While writing yesterday's entry, I wondered whether George W. Bush knew the difference between Sunni and Shiite. While I have my suspicions, I could not recall off the top of my head any definite indication of Sunni-Shiite ignorance on his part.

But Bush is not the only person in government who ought to know the most basic facts about the world. Representative Silvestre Reyes (D-Texas), nominated to be the next chairman of the House Intelligence Committee, should be held to the same standard.

Today's New York Times (section 4, page 7) reports that Reyes, when asked, mistakenly identified the sectarian backgrounds of both al-Qa'ida and Hizballah. The Congressman's excuse implies that knowledge is too much to ask, even of people in government: 'Speaking only for myself, it's hard to keep things in perspective and in the categories.' It has been twenty-three years since Hizballah killed 241 U.S. soldiers in the Beirut barracks bombing of October 1983. One would think that would be enough time to pick up a newspaper, let alone an intelligence report, and learn the facts of the case.

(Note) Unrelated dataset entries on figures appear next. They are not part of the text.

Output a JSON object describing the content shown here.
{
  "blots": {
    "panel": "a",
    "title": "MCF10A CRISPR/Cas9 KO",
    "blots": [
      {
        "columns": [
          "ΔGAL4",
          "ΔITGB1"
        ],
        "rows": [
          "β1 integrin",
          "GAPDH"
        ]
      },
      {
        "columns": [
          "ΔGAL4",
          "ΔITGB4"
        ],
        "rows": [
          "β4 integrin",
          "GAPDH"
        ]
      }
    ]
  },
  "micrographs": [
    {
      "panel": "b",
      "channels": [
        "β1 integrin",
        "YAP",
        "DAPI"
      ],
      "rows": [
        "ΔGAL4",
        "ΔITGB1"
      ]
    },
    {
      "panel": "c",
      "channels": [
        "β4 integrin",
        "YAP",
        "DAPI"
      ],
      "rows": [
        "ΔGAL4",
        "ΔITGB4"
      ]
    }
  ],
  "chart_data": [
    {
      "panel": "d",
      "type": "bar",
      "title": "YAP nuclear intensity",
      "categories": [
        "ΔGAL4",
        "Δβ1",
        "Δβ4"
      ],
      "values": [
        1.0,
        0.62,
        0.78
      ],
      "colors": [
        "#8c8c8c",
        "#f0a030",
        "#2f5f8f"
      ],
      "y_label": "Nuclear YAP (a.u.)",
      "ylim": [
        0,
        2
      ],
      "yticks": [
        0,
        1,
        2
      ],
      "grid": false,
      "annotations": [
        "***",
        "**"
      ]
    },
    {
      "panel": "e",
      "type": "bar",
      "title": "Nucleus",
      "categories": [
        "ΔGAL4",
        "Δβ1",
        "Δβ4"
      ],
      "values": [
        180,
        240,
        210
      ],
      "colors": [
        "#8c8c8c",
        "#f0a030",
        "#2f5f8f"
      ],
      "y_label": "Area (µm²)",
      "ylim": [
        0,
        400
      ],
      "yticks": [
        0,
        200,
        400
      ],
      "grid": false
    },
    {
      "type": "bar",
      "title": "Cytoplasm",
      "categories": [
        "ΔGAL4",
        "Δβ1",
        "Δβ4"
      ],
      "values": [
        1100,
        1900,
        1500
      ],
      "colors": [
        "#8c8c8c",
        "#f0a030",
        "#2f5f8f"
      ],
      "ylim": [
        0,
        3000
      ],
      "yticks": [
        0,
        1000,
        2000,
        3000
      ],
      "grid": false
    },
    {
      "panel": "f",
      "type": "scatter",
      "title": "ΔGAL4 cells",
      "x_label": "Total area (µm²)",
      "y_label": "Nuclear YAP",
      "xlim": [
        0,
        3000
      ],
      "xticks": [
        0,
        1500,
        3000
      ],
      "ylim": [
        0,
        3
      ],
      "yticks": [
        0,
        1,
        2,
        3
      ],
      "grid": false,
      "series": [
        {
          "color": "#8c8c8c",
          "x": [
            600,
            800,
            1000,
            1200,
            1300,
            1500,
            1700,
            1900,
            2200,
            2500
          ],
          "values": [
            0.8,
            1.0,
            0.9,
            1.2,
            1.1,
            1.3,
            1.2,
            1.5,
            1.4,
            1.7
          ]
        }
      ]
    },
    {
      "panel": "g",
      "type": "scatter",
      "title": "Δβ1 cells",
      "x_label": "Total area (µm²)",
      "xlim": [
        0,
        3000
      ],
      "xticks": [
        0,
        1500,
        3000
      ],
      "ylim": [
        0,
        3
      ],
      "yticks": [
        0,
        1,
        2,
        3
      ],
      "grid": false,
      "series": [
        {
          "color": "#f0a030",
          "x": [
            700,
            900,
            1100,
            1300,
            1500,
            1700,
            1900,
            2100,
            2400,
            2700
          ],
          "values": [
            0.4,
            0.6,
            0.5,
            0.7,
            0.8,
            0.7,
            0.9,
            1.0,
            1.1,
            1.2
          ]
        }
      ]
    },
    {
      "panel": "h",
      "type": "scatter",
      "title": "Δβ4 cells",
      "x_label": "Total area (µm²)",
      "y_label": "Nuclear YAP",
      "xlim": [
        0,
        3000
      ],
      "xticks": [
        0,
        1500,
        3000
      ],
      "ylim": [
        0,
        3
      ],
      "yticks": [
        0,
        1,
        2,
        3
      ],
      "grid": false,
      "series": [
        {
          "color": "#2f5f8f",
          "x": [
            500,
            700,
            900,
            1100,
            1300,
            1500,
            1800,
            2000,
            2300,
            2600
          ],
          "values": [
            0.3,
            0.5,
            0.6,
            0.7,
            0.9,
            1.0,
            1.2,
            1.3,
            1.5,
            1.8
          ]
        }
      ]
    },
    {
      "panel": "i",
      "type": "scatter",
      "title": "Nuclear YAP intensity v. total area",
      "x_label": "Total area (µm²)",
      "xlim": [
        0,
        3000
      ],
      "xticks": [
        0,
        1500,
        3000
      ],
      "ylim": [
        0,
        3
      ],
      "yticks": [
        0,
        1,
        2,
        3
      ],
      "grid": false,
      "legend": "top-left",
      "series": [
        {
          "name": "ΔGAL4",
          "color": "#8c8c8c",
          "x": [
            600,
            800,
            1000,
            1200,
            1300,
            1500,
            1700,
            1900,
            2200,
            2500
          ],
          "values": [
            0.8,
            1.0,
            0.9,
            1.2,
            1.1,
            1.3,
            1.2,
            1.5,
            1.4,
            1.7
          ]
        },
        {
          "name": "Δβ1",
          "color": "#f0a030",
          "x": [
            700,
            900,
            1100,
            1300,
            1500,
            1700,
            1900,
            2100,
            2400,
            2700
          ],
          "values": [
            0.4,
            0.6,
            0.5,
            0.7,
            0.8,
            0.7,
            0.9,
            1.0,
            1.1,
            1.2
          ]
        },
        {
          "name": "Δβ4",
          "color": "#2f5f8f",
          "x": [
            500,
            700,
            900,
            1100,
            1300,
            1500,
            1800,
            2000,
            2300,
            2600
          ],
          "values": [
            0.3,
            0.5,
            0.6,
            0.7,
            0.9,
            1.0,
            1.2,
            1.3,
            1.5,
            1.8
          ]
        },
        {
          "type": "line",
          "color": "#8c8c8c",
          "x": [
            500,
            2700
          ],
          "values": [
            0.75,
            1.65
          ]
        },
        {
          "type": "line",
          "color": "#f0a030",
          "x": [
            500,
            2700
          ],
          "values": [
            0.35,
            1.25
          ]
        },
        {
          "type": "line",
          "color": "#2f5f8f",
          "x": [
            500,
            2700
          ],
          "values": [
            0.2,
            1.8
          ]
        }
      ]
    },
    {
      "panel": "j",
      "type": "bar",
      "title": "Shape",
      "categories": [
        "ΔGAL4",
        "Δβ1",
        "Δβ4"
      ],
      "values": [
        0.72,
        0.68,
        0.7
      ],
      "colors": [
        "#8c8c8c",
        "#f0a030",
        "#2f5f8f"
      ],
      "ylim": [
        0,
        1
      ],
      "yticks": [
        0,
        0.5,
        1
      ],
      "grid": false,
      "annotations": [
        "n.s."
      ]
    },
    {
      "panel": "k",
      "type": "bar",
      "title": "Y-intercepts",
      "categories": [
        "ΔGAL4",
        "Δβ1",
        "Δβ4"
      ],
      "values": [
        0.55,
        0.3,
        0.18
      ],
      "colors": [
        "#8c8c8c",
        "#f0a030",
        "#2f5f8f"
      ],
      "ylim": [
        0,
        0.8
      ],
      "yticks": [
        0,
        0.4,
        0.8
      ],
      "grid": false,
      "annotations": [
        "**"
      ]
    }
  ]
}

Bush and company tend to lump al-Qa'ida with Hizballah and Iran, but if they really believe in such a flattening of fundamental oppositions, then the White House is even more misguided than its adventures in Iraq reveal. The leadership and members of (Sunni) al-Qa'ida see Shiites as apostates and would kill them as readily as they would American troops. Bin Ladin himself has called for attacks against Shiites in Iraq, most recently in his July 2006 audio recording, as reported by CNN: 'Our Muslim people in Iraq need to learn that no truce should be accepted with the crusaders and the apostates.'

Bin Ladin would like to wipe both the crusaders and the apostates off the face of the earth, but at least he knows the difference between them.